Waris Dirie, uma somali nascida em 1965, atravessou a pé o deserto entre as cidades de Galcaio, onde nasceu, e Mogadiscio, capital da Somália - África, aos 13 anos. Ela fugiu após ser vendida pelo pai a um homem de 60 anos. Sem nada saber da língua e cultura inglesa, foi enviada pela avó materna para trabalhar como empregada na Embaixada da Somália - Londres, onde o fotógrafo Terence Donovan a descobriu. Ela virou uma ferrenha ativista contra a mutilação genital feminina, da qual foi vítima aos 3 anos de idade.

Depois de lançar uma autobiografia e tornar-se embaixadora da ONU, sua história virou filme e chega às telas neste mês de junho. Em visita ao Brasil para divulgar o longa, a também modelo Liya Kebede falou sobre o longa Flor do Deserto e a experiência de encarnar no cinema a saga de Waris.



“Eu não sabia nada sobre ela. Comecei a ler o livro pouco antes de começarem os testes para o filme. Tive muita sorte. Ela tem uma história de vida incrível.
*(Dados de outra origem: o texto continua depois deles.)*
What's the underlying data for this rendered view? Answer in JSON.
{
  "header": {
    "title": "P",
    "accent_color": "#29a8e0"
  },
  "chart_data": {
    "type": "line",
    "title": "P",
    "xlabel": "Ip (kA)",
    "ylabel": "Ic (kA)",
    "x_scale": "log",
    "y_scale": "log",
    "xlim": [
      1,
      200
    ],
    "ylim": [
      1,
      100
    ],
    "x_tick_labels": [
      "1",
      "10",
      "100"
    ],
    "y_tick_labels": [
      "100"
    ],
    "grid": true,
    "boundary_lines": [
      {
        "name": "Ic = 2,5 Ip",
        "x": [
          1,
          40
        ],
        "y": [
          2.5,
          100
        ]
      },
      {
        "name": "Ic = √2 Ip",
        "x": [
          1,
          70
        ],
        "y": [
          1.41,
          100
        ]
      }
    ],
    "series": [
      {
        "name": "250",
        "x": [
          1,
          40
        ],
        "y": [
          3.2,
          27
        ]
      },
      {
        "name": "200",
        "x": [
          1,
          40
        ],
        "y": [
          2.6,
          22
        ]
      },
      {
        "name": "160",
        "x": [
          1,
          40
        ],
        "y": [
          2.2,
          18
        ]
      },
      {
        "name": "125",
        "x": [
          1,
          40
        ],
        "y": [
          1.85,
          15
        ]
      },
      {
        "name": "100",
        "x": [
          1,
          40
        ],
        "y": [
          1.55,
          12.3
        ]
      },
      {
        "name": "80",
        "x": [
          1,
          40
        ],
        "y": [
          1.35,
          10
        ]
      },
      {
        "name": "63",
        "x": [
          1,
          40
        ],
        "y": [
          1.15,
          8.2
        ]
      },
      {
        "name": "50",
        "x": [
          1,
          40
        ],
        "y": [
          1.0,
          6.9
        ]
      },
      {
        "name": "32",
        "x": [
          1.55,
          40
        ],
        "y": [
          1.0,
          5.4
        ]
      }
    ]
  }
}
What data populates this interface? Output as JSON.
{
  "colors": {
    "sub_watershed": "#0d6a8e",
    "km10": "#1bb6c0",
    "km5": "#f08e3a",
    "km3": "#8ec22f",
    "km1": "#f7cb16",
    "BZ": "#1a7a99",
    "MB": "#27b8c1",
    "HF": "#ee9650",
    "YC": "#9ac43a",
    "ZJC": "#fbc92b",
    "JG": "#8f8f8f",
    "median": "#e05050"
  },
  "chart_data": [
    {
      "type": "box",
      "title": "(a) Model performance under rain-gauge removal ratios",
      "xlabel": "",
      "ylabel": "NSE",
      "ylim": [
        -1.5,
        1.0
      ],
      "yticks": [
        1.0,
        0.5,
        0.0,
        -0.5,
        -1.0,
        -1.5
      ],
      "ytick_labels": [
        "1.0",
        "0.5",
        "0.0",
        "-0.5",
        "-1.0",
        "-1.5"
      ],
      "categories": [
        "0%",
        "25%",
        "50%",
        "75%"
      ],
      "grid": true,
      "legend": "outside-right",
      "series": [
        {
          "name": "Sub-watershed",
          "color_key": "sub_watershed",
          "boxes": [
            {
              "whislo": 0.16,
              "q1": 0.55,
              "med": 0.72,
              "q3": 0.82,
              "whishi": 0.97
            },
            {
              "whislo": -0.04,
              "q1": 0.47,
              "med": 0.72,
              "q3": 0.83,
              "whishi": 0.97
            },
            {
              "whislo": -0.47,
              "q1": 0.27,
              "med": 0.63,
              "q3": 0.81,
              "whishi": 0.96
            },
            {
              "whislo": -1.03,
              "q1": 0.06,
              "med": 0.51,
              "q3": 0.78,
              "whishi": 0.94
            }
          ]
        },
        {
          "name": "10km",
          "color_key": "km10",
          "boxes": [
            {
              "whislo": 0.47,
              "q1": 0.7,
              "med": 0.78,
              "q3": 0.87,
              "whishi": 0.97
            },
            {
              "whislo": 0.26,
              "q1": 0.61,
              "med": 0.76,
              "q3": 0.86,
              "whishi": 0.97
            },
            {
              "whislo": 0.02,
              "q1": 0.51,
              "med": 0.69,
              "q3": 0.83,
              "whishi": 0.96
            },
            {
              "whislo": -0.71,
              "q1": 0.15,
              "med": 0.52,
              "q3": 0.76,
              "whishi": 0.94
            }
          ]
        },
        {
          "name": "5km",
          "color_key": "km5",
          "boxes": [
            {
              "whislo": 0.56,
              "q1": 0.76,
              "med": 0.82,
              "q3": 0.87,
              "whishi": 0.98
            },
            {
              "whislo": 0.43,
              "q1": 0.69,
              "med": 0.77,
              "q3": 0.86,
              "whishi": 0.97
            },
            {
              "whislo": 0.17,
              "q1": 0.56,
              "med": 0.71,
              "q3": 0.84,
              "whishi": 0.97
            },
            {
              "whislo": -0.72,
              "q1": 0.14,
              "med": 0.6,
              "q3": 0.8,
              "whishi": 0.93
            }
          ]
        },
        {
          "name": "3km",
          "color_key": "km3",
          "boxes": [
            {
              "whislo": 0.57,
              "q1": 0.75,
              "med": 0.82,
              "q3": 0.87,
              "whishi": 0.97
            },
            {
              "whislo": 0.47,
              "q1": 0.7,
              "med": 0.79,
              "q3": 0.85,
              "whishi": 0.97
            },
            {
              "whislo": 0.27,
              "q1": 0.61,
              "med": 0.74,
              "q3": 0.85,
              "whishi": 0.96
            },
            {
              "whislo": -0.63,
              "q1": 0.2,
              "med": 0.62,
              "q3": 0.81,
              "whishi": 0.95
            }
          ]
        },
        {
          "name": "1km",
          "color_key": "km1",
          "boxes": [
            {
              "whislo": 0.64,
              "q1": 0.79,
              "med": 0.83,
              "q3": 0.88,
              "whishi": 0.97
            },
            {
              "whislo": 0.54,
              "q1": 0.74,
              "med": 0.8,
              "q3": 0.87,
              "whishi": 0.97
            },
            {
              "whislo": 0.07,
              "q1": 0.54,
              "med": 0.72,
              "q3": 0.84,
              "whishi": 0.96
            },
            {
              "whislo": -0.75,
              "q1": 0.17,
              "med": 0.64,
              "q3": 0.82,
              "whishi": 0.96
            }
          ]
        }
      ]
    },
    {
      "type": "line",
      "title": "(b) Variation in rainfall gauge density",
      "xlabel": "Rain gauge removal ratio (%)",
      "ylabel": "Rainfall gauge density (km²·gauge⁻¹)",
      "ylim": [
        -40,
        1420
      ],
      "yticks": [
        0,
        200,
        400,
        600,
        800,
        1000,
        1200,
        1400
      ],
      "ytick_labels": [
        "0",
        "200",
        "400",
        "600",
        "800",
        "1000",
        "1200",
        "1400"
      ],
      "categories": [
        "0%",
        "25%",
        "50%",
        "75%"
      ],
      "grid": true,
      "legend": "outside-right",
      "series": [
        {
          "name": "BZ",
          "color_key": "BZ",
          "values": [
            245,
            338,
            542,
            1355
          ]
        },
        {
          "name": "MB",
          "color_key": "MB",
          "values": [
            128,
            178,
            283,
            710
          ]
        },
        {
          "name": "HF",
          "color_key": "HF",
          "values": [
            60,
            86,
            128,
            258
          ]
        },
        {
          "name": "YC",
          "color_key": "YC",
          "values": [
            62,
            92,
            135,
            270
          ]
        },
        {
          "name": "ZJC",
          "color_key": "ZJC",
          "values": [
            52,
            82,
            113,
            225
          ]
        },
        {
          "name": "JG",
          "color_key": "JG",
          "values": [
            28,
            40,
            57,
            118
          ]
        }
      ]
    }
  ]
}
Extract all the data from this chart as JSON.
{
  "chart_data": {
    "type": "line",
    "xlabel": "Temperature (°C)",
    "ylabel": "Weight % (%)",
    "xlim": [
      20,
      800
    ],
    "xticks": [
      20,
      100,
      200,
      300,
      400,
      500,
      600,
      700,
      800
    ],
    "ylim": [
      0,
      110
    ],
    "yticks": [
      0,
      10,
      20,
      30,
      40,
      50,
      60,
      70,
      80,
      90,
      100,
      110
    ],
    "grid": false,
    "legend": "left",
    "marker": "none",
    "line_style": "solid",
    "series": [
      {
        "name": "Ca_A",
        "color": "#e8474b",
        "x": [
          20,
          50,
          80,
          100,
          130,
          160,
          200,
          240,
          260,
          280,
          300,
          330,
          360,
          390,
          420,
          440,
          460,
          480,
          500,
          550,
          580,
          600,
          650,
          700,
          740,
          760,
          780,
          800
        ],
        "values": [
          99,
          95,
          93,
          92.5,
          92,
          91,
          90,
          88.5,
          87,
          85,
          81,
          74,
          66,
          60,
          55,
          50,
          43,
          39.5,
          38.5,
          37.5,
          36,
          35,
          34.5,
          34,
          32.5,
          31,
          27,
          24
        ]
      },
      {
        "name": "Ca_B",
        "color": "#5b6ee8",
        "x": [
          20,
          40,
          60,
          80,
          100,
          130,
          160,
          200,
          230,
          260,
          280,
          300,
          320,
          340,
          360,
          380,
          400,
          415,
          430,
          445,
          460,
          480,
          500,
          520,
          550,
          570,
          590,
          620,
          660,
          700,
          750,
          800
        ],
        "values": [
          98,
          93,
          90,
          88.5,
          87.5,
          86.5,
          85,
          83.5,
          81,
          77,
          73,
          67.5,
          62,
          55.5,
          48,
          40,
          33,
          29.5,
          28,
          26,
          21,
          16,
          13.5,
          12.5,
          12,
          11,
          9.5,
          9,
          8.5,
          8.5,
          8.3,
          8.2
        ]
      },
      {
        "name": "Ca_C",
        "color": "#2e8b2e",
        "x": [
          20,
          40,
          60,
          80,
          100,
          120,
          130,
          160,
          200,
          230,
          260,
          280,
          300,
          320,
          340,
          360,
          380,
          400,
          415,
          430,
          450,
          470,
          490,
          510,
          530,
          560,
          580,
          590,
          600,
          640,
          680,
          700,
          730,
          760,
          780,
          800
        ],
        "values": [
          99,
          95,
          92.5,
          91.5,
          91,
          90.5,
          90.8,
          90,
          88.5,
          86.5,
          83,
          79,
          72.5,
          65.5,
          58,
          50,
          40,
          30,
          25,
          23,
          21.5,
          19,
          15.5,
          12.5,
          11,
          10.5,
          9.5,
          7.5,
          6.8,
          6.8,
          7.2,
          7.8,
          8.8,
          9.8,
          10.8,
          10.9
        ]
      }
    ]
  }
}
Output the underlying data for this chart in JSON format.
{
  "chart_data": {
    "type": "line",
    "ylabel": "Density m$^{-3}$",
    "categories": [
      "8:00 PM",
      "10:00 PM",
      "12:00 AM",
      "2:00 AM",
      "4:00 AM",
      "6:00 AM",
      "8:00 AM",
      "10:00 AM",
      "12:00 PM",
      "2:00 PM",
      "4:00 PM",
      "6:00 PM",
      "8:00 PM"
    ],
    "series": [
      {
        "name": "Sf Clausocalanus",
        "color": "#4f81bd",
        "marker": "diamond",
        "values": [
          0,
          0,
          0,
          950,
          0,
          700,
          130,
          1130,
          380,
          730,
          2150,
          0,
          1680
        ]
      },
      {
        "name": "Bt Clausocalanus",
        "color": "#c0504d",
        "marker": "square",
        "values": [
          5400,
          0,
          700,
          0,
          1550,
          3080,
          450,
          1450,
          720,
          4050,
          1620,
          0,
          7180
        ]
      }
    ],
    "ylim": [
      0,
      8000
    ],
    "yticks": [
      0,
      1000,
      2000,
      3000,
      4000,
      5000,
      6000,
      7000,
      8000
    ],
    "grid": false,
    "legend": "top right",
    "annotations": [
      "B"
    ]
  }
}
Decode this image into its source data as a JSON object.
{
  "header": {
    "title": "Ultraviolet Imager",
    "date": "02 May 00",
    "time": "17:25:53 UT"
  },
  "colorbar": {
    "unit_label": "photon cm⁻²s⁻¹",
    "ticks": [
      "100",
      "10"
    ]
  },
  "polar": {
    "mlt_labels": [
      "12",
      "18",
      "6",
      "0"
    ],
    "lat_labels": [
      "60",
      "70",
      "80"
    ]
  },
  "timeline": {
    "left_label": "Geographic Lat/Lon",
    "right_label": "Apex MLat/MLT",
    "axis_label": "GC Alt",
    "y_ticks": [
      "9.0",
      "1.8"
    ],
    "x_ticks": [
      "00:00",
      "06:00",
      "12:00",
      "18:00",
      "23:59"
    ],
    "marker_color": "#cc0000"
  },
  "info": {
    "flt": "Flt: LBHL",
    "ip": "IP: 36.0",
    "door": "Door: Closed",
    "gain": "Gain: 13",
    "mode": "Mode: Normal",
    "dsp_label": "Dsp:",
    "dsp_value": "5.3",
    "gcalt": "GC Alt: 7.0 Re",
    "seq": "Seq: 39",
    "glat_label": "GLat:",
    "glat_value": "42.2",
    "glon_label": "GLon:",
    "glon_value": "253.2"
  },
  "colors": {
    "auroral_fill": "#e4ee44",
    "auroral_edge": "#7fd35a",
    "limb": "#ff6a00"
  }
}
Eu adorei interpretá-la”, conta a atriz, que, assim como Waris, é africana e nasceu na Etiópia, país vizinho à Somália, mas não foi circuncidada. “A prática acontece na Etiópia e em muitos países. Waris acredita que o filme fará com que mais pessoas tenham acesso à questão”, explica Liya sobre a brutalidade que fere o corpo e a alma de 6.000 mulheres por dia, na África.

Liya Kebede e Waris Dirie 

A atriz, que também desenvolve um importante trabalho em prol da saúde feminina na Liya Kebede Foundation, só teve a oportunidade de conhecer a ex-top no último dia de filmagem. “Foi muito interessante porque eu estava conhecendo-a pela primeira vez depois de ter vivido sua vida durante todo o filme. Achei estranho no início, mas viramos amigas”, diz ela, que recebeu o prêmio de atriz revelação por sua atuação emocionante, no último Festival de Cannes, em maio.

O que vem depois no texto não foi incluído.